Byline: Soren Larson

NEW YORK--After years of having trouble finding makeup that matched their skin tones, six Asian-American sisters have taken matters into their own hands.
The Yee siblings pooled their savings to form Zhen, their own cosmetics company, and started selling their products via mail order and a toll-free number in early July.
"The idea started about three years ago. We were always complaining about never finding the right shades," said Susan Yee, the company's president and, at age 33, the third-youngest sister. "It was difficult because everything was pink-based, and Asian women need more yellow and gold undertones."

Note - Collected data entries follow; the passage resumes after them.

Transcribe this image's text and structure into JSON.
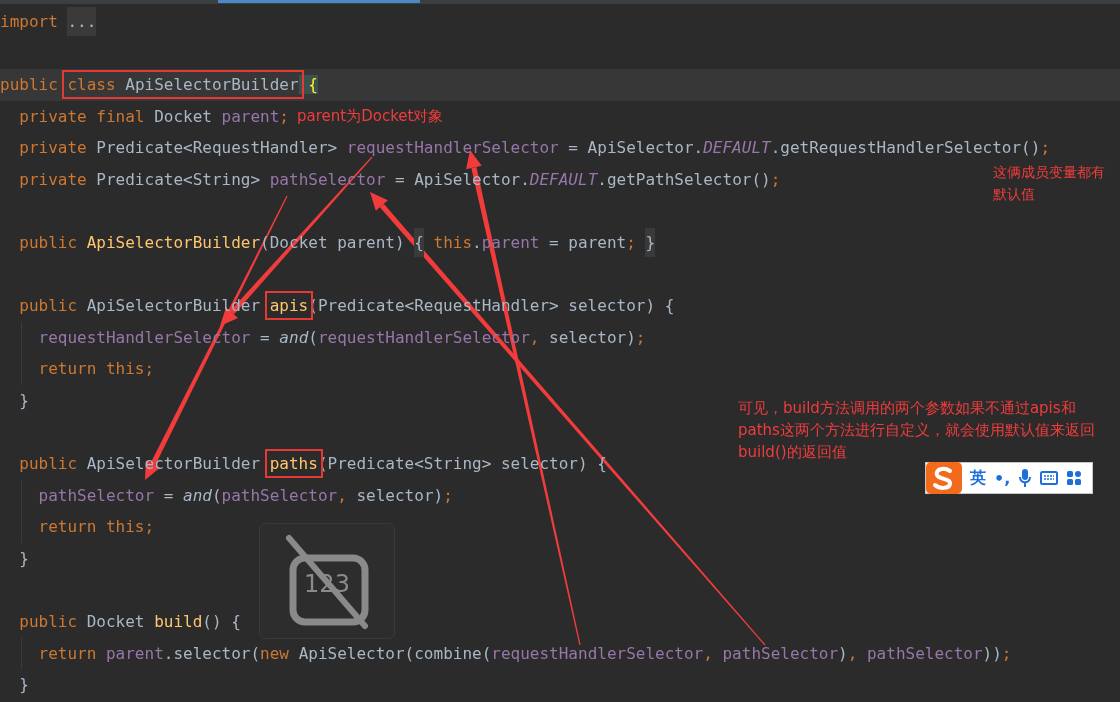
{
  "code_lines": [
    {
      "kind": "code",
      "current": false,
      "guide": false,
      "tokens": [
        {
          "text": "import ",
          "kind": "kw"
        },
        {
          "text": "...",
          "kind": "fold"
        }
      ]
    },
    {
      "kind": "blank",
      "current": false,
      "guide": false
    },
    {
      "kind": "code",
      "current": true,
      "guide": false,
      "tokens": [
        {
          "text": "public ",
          "kind": "kw"
        },
        {
          "kind": "boxed",
          "parts": [
            {
              "text": "class",
              "kind": "kw"
            },
            {
              "text": " ApiSelectorBuilder",
              "kind": "plain"
            }
          ]
        },
        {
          "text": " {",
          "kind": "brace"
        }
      ]
    },
    {
      "kind": "code",
      "current": false,
      "guide": false,
      "note": "parent为Docket对象",
      "tokens": [
        {
          "text": "  private final",
          "kind": "kw"
        },
        {
          "text": " Docket ",
          "kind": "plain"
        },
        {
          "text": "parent",
          "kind": "field"
        },
        {
          "text": ";",
          "kind": "kw"
        }
      ]
    },
    {
      "kind": "code",
      "current": false,
      "guide": false,
      "tokens": [
        {
          "text": "  private",
          "kind": "kw"
        },
        {
          "text": " Predicate<RequestHandler> ",
          "kind": "plain"
        },
        {
          "text": "requestHandlerSelector",
          "kind": "field"
        },
        {
          "text": " = ApiSelector.",
          "kind": "plain"
        },
        {
          "text": "DEFAULT",
          "kind": "static"
        },
        {
          "text": ".getRequestHandlerSelector()",
          "kind": "plain"
        },
        {
          "text": ";",
          "kind": "kw"
        }
      ]
    },
    {
      "kind": "code",
      "current": false,
      "guide": false,
      "tokens": [
        {
          "text": "  private",
          "kind": "kw"
        },
        {
          "text": " Predicate<String> ",
          "kind": "plain"
        },
        {
          "text": "pathSelector",
          "kind": "field"
        },
        {
          "text": " = ApiSelector.",
          "kind": "plain"
        },
        {
          "text": "DEFAULT",
          "kind": "static"
        },
        {
          "text": ".getPathSelector()",
          "kind": "plain"
        },
        {
          "text": ";",
          "kind": "kw"
        }
      ]
    },
    {
      "kind": "blank",
      "current": false,
      "guide": false
    },
    {
      "kind": "code",
      "current": false,
      "guide": false,
      "tokens": [
        {
          "text": "  public ",
          "kind": "kw"
        },
        {
          "text": "ApiSelectorBuilder",
          "kind": "method"
        },
        {
          "text": "(Docket parent) ",
          "kind": "plain"
        },
        {
          "text": "{",
          "kind": "fold"
        },
        {
          "text": " this",
          "kind": "kw"
        },
        {
          "text": ".",
          "kind": "plain"
        },
        {
          "text": "parent",
          "kind": "field"
        },
        {
          "text": " = parent",
          "kind": "plain"
        },
        {
          "text": "; ",
          "kind": "kw"
        },
        {
          "text": "}",
          "kind": "fold"
        }
      ]
    },
    {
      "kind": "blank",
      "current": false,
      "guide": false
    },
    {
      "kind": "code",
      "current": false,
      "guide": false,
      "tokens": [
        {
          "text": "  public",
          "kind": "kw"
        },
        {
          "text": " ApiSelectorBuilder ",
          "kind": "plain"
        },
        {
          "kind": "boxed",
          "parts": [
            {
              "text": "apis",
              "kind": "method"
            }
          ]
        },
        {
          "text": "(Predicate<RequestHandler> selector) {",
          "kind": "plain"
        }
      ]
    },
    {
      "kind": "code",
      "current": false,
      "guide": true,
      "tokens": [
        {
          "text": "    requestHandlerSelector",
          "kind": "field"
        },
        {
          "text": " = ",
          "kind": "plain"
        },
        {
          "text": "and",
          "kind": "italic"
        },
        {
          "text": "(",
          "kind": "plain"
        },
        {
          "text": "requestHandlerSelector",
          "kind": "field"
        },
        {
          "text": ",",
          "kind": "kw"
        },
        {
          "text": " selector)",
          "kind": "plain"
        },
        {
          "text": ";",
          "kind": "kw"
        }
      ]
    },
    {
      "kind": "code",
      "current": false,
      "guide": true,
      "tokens": [
        {
          "text": "    return this;",
          "kind": "kw"
        }
      ]
    },
    {
      "kind": "code",
      "current": false,
      "guide": false,
      "tokens": [
        {
          "text": "  }",
          "kind": "plain"
        }
      ]
    },
    {
      "kind": "blank",
      "current": false,
      "guide": false
    },
    {
      "kind": "code",
      "current": false,
      "guide": false,
      "tokens": [
        {
          "text": "  public",
          "kind": "kw"
        },
        {
          "text": " ApiSelectorBuilder ",
          "kind": "plain"
        },
        {
          "kind": "boxed",
          "parts": [
            {
              "text": "paths",
              "kind": "method"
            }
          ]
        },
        {
          "text": "(Predicate<String> selector) {",
          "kind": "plain"
        }
      ]
    },
    {
      "kind": "code",
      "current": false,
      "guide": true,
      "tokens": [
        {
          "text": "    pathSelector",
          "kind": "field"
        },
        {
          "text": " = ",
          "kind": "plain"
        },
        {
          "text": "and",
          "kind": "italic"
        },
        {
          "text": "(",
          "kind": "plain"
        },
        {
          "text": "pathSelector",
          "kind": "field"
        },
        {
          "text": ",",
          "kind": "kw"
        },
        {
          "text": " selector)",
          "kind": "plain"
        },
        {
          "text": ";",
          "kind": "kw"
        }
      ]
    },
    {
      "kind": "code",
      "current": false,
      "guide": true,
      "tokens": [
        {
          "text": "    return this;",
          "kind": "kw"
        }
      ]
    },
    {
      "kind": "code",
      "current": false,
      "guide": false,
      "tokens": [
        {
          "text": "  }",
          "kind": "plain"
        }
      ]
    },
    {
      "kind": "blank",
      "current": false,
      "guide": false
    },
    {
      "kind": "code",
      "current": false,
      "guide": false,
      "tokens": [
        {
          "text": "  public",
          "kind": "kw"
        },
        {
          "text": " Docket ",
          "kind": "plain"
        },
        {
          "text": "build",
          "kind": "method"
        },
        {
          "text": "() {",
          "kind": "plain"
        }
      ]
    },
    {
      "kind": "code",
      "current": false,
      "guide": true,
      "tokens": [
        {
          "text": "    return ",
          "kind": "kw"
        },
        {
          "text": "parent",
          "kind": "field"
        },
        {
          "text": ".selector(",
          "kind": "plain"
        },
        {
          "text": "new",
          "kind": "kw"
        },
        {
          "text": " ApiSelector(combine(",
          "kind": "plain"
        },
        {
          "text": "requestHandlerSelector",
          "kind": "field"
        },
        {
          "text": ", ",
          "kind": "kw"
        },
        {
          "text": "pathSelector",
          "kind": "field"
        },
        {
          "text": ")",
          "kind": "plain"
        },
        {
          "text": ", ",
          "kind": "kw"
        },
        {
          "text": "pathSelector",
          "kind": "field"
        },
        {
          "text": "))",
          "kind": "plain"
        },
        {
          "text": ";",
          "kind": "kw"
        }
      ]
    },
    {
      "kind": "code",
      "current": false,
      "guide": false,
      "tokens": [
        {
          "text": "  }",
          "kind": "plain"
        }
      ]
    }
  ],
  "annotations": [
    {
      "kind": "side",
      "lines": [
        "这俩成员变量都有",
        "默认值"
      ]
    },
    {
      "kind": "summary",
      "lines": [
        "可见，build方法调用的两个参数如果不通过apis和",
        "paths这两个方法进行自定义，就会使用默认值来返回",
        "build()的返回值"
      ]
    }
  ],
  "input_mode_overlay": {
    "label": "123"
  },
  "ime_toolbar": {
    "language": "英",
    "punctuation": "•,"
  }
}
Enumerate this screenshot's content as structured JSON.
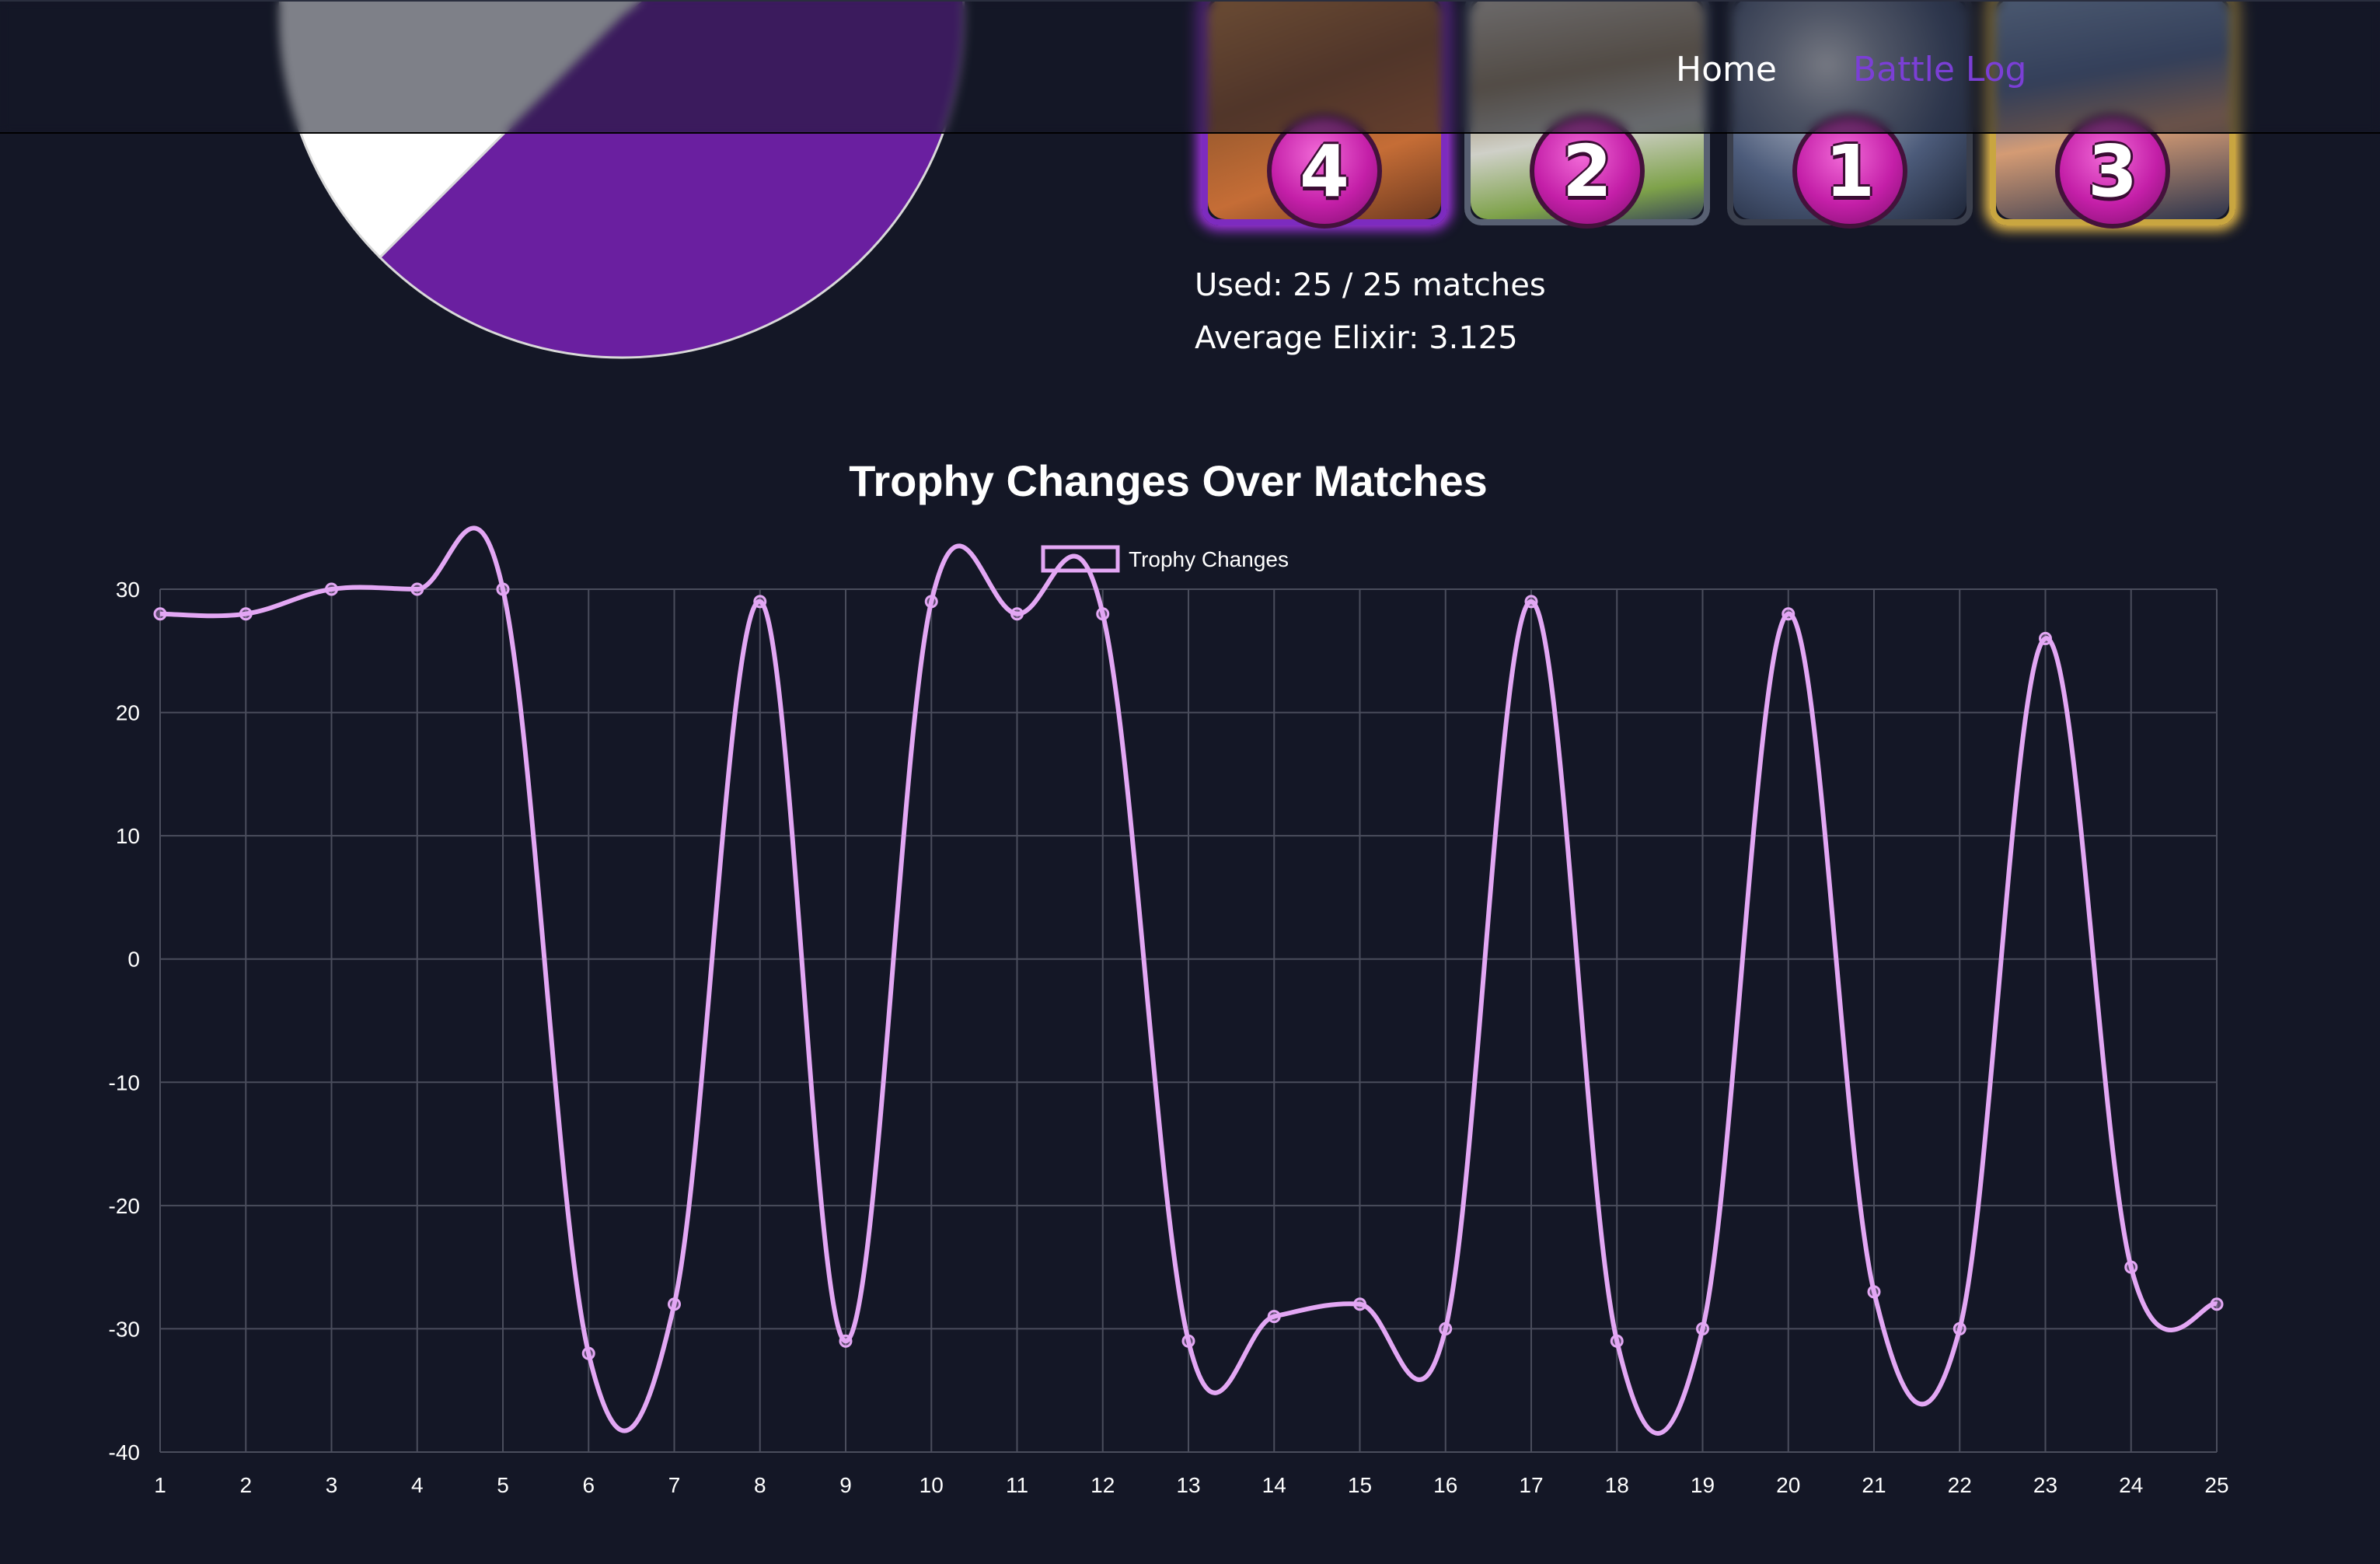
{
  "nav": {
    "home_label": "Home",
    "battle_log_label": "Battle Log"
  },
  "colors": {
    "background": "#141726",
    "accent_purple": "#6a1fa0",
    "line": "#e3a7f4",
    "nav_active": "#7b3fd6"
  },
  "pie": {
    "slices": [
      {
        "color": "#ffffff",
        "value": 0.52
      },
      {
        "color": "#6a1fa0",
        "value": 0.48
      }
    ]
  },
  "cards": [
    {
      "level": "4",
      "rarity": "epic"
    },
    {
      "level": "2",
      "rarity": "common"
    },
    {
      "level": "1",
      "rarity": "common"
    },
    {
      "level": "3",
      "rarity": "legendary"
    }
  ],
  "stats": {
    "used": "Used: 25 / 25 matches",
    "average_elixir": "Average Elixir: 3.125"
  },
  "chart_data": {
    "type": "line",
    "title": "Trophy Changes Over Matches",
    "xlabel": "",
    "ylabel": "",
    "x": [
      1,
      2,
      3,
      4,
      5,
      6,
      7,
      8,
      9,
      10,
      11,
      12,
      13,
      14,
      15,
      16,
      17,
      18,
      19,
      20,
      21,
      22,
      23,
      24,
      25
    ],
    "ylim": [
      -40,
      30
    ],
    "yticks": [
      30,
      20,
      10,
      0,
      -10,
      -20,
      -30,
      -40
    ],
    "grid": true,
    "legend_placement": "top",
    "series": [
      {
        "name": "Trophy Changes",
        "color": "#e3a7f4",
        "values": [
          28,
          28,
          30,
          30,
          30,
          -32,
          -28,
          29,
          -31,
          29,
          28,
          28,
          -31,
          -29,
          -28,
          -30,
          29,
          -31,
          -30,
          28,
          -27,
          -30,
          26,
          -25,
          -28
        ]
      }
    ]
  }
}
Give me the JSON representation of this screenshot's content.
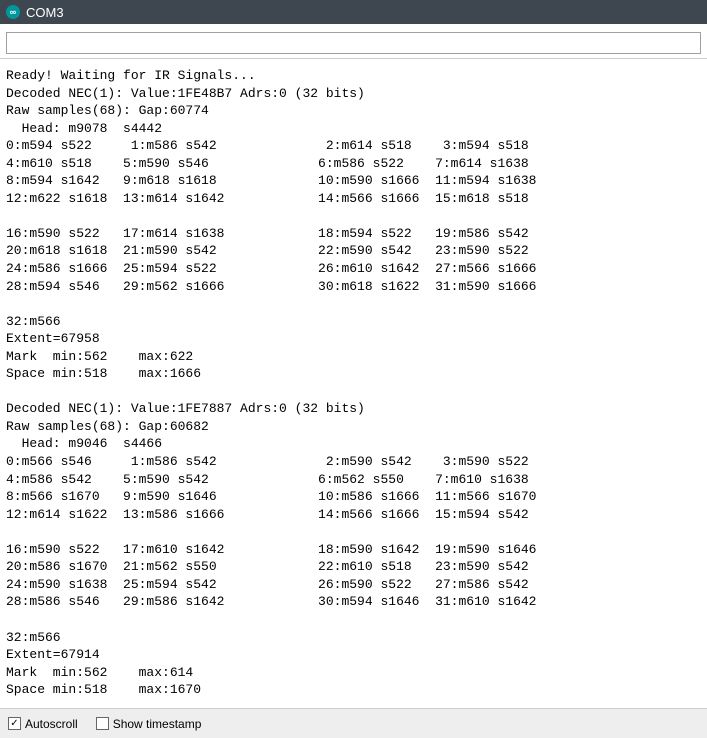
{
  "titlebar": {
    "title": "COM3"
  },
  "input": {
    "value": ""
  },
  "footer": {
    "autoscroll_label": "Autoscroll",
    "autoscroll_checked": true,
    "showtimestamp_label": "Show timestamp",
    "showtimestamp_checked": false
  },
  "lines": [
    "Ready! Waiting for IR Signals...",
    "Decoded NEC(1): Value:1FE48B7 Adrs:0 (32 bits)",
    "Raw samples(68): Gap:60774",
    "  Head: m9078  s4442",
    "0:m594 s522     1:m586 s542              2:m614 s518    3:m594 s518",
    "4:m610 s518    5:m590 s546              6:m586 s522    7:m614 s1638",
    "8:m594 s1642   9:m618 s1618             10:m590 s1666  11:m594 s1638",
    "12:m622 s1618  13:m614 s1642            14:m566 s1666  15:m618 s518",
    "",
    "16:m590 s522   17:m614 s1638            18:m594 s522   19:m586 s542",
    "20:m618 s1618  21:m590 s542             22:m590 s542   23:m590 s522",
    "24:m586 s1666  25:m594 s522             26:m610 s1642  27:m566 s1666",
    "28:m594 s546   29:m562 s1666            30:m618 s1622  31:m590 s1666",
    "",
    "32:m566",
    "Extent=67958",
    "Mark  min:562    max:622",
    "Space min:518    max:1666",
    "",
    "Decoded NEC(1): Value:1FE7887 Adrs:0 (32 bits)",
    "Raw samples(68): Gap:60682",
    "  Head: m9046  s4466",
    "0:m566 s546     1:m586 s542              2:m590 s542    3:m590 s522",
    "4:m586 s542    5:m590 s542              6:m562 s550    7:m610 s1638",
    "8:m566 s1670   9:m590 s1646             10:m586 s1666  11:m566 s1670",
    "12:m614 s1622  13:m586 s1666            14:m566 s1666  15:m594 s542",
    "",
    "16:m590 s522   17:m610 s1642            18:m590 s1642  19:m590 s1646",
    "20:m586 s1670  21:m562 s550             22:m610 s518   23:m590 s542",
    "24:m590 s1638  25:m594 s542             26:m590 s522   27:m586 s542",
    "28:m586 s546   29:m586 s1642            30:m594 s1646  31:m610 s1642",
    "",
    "32:m566",
    "Extent=67914",
    "Mark  min:562    max:614",
    "Space min:518    max:1670",
    ""
  ]
}
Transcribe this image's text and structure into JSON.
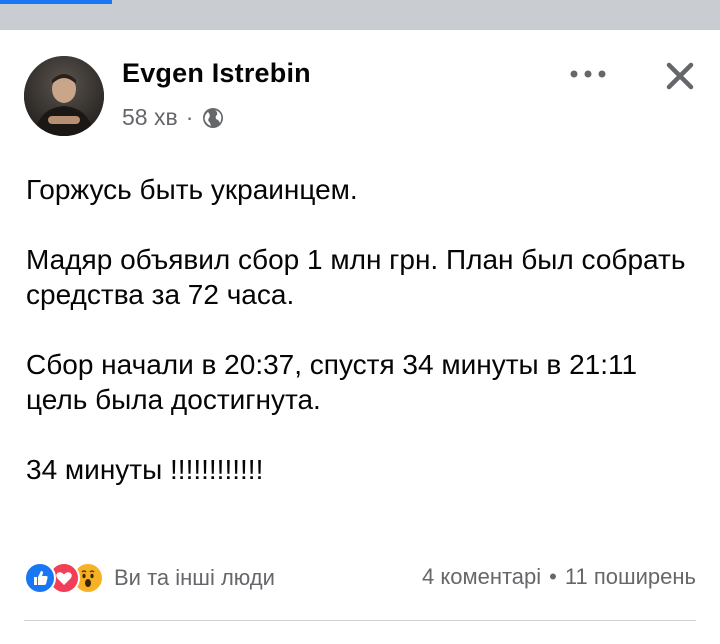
{
  "post": {
    "author": "Evgen Istrebin",
    "time": "58 хв",
    "separator": "·",
    "visibility_icon": "globe-icon",
    "paragraphs": [
      "Горжусь быть украинцем.",
      "Мадяр объявил сбор 1 млн грн. План был собрать средства за 72 часа.",
      "Сбор начали в 20:37, спустя 34 минуты в 21:11 цель была достигнута.",
      "34 минуты !!!!!!!!!!!!"
    ]
  },
  "header_actions": {
    "more_icon": "more-horizontal-icon",
    "close_icon": "close-icon"
  },
  "footer": {
    "reaction_icons": [
      "like-icon",
      "love-icon",
      "wow-icon"
    ],
    "reactions_label": "Ви та інші люди",
    "comments": "4 коментарі",
    "dot": "•",
    "shares": "11 поширень"
  },
  "colors": {
    "accent": "#1877f2",
    "love": "#f33e58",
    "wow": "#f7b125",
    "secondary_text": "#65676b",
    "top_strip": "#c9ccd1"
  }
}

The Yee sisters launched the company with family and friends performing nearly every task, from package design to advertising, graphics and modeling.
The products themselves were formulated with the aid of an East Coast company that Yee declined to reveal.
The company's operations, including three telephone operators, are based in St. Francis, Minn., a suburb of Minneapolis.
The name Zhen was chosen because it means "true, real or genuine" in Chinese, according to Yee.
"It was fitting because we all believe in natural-looking beauty, with nothing too overdone," she said.
The Zhen makeup range includes foundations, face powders, blushes, eyeliners, eye shadows, eye pencils, mascaras, lip pencils and lipsticks. Also available are brushes and a blemish-hiding concealer.
Prices range from $10 for a lipstick to $12 for a mascara to $20 for a foundation compact.
While business was slow the first couple of days, Yee said she has been pleased overall with early sales results.
"The response has been tremendous," she said. "We knew there was a sizable niche market, but the phone has been ringing off the hook."
Foundations and powders have been the fastest-moving items, followed by lipsticks, Yee said, noting that the company projects sales of $150,000 this year, with a gross of $1 million slated for 1995.
"We eventually want to be a multimillion-dollar company," she said. "That would mean being in retail outlets, but we're going to take our time and do it right before that."
While no extensive retail distribution is planned for now, the Zhen line will be tested in one outlet, the Kokoon boutique in Minnesota's Mall of America, beginning next month.
To publicize the Zhen name, the company began advertising in June in national Asian-targeted magazines such as Face, as well as in local Asian newspapers; there are "hundreds," Yee said.
The company sends interested consumers its catalog.
"We've been concentrating on the top 20 Asian markets," Yee said, noting that Los Angeles is the largest, followed by San Francisco and New York.
Next up for Zhen, if makeup sales continue to be solid, will be a skin care range, Yee said.
"In this day and age, cosmetics companies have to adjust to the fact that there are so many different ethnic groups in this country," she said.